Segar Dingin Es Pleret, Hangat Sehat Wedang Secang

Daftar Isi

SERBATAU-Indonesia dikenal punya banyak minuman tradisional, dan dua di antaranya yang paling unik dan melegenda adalah Es Pleret dan Wedang Secang.


Keduanya datang dari tanah Jawa, tapi menawarkan sensasi yang berbeda dan saling melengkapi. Es Pleret dengan bola-bola kecil berwarna-warni yang manis dan segar, pas banget buat dinikmati saat siang hari.

Sebaliknya, Wedang Secang yang hangat dan kaya rempah cocok untuk menghangatkan tubuh di malam hari.

Perjalanan dari Tradisi ke Era Modern  

Es Pleret awalnya dikenal sebagai minuman khas Blitar, Jawa Timur. Nama "pleret" merujuk pada bola-bola tepung yang direbus, diberi pewarna alami, lalu disajikan dengan kuah santan dan gula. Dulu, minuman ini sering disajikan di acara hajatan sebagai simbol kebersamaan dan keceriaan.

Sementara itu, Wedang Secang punya sejarah yang lebih panjang, bahkan sudah ada sejak zaman kerajaan. Minuman ini dibuat dari kayu secang yang saat direbus akan mengeluarkan warna merah. Wedang ini dipercaya memiliki khasiat kesehatan, dan karena itu sering disajikan untuk keluarga kerajaan.
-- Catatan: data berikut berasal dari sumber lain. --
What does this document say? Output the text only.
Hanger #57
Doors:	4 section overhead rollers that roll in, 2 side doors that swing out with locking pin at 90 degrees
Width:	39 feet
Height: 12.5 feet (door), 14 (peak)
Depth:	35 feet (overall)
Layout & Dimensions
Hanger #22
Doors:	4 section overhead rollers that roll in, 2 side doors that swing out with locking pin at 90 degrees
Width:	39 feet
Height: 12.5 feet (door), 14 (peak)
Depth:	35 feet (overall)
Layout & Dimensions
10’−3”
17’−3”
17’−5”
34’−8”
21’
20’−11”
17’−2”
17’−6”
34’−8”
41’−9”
Baca Juga :Pecel Pitik Budaya Osing

Filosofi yang Terkandung di Dalamnya

Minuman tradisional Jawa tidak pernah sekadar pelepas dahaga, tetapi juga sarat makna:

  • Es Pleret melambangkan keceriaan dan kebersamaan. Warna-warni bola pleret mencerminkan keberagaman masyarakat, sementara rasa manis dan gurihnya menggambarkan harmoni hidup.
  • Wedang Secang melambangkan kehangatan dan ketenangan. Warna merahnya menjadi simbol semangat, sementara aroma rempah-rempahnya punya efek menenangkan.                                                      

Tetap Populer di Tengah Gempuran Minuman Modern

Meskipun sudah ada sejak puluhan, bahkan ratusan tahun lalu, Es Pleret dan Wedang Secang tetap digemari hingga sekarang. Banyak kafe modern yang memasukkan kedua minuman ini ke dalam menu mereka.

Berbagai inovasi juga muncul, seperti Es Pleret yang kini kadang diberi es krim atau boba, serta Wedang Secang yang dikemas praktis dalam botol atau bubuk instan.

Inovasi-inovasi ini membuktikan bahwa minuman tradisional bisa tetap relevan tanpa kehilangan identitas budayanya. Kedua minuman ini adalah bukti nyata bahwa kekayaan kuliner Indonesia tidak ada habisnya.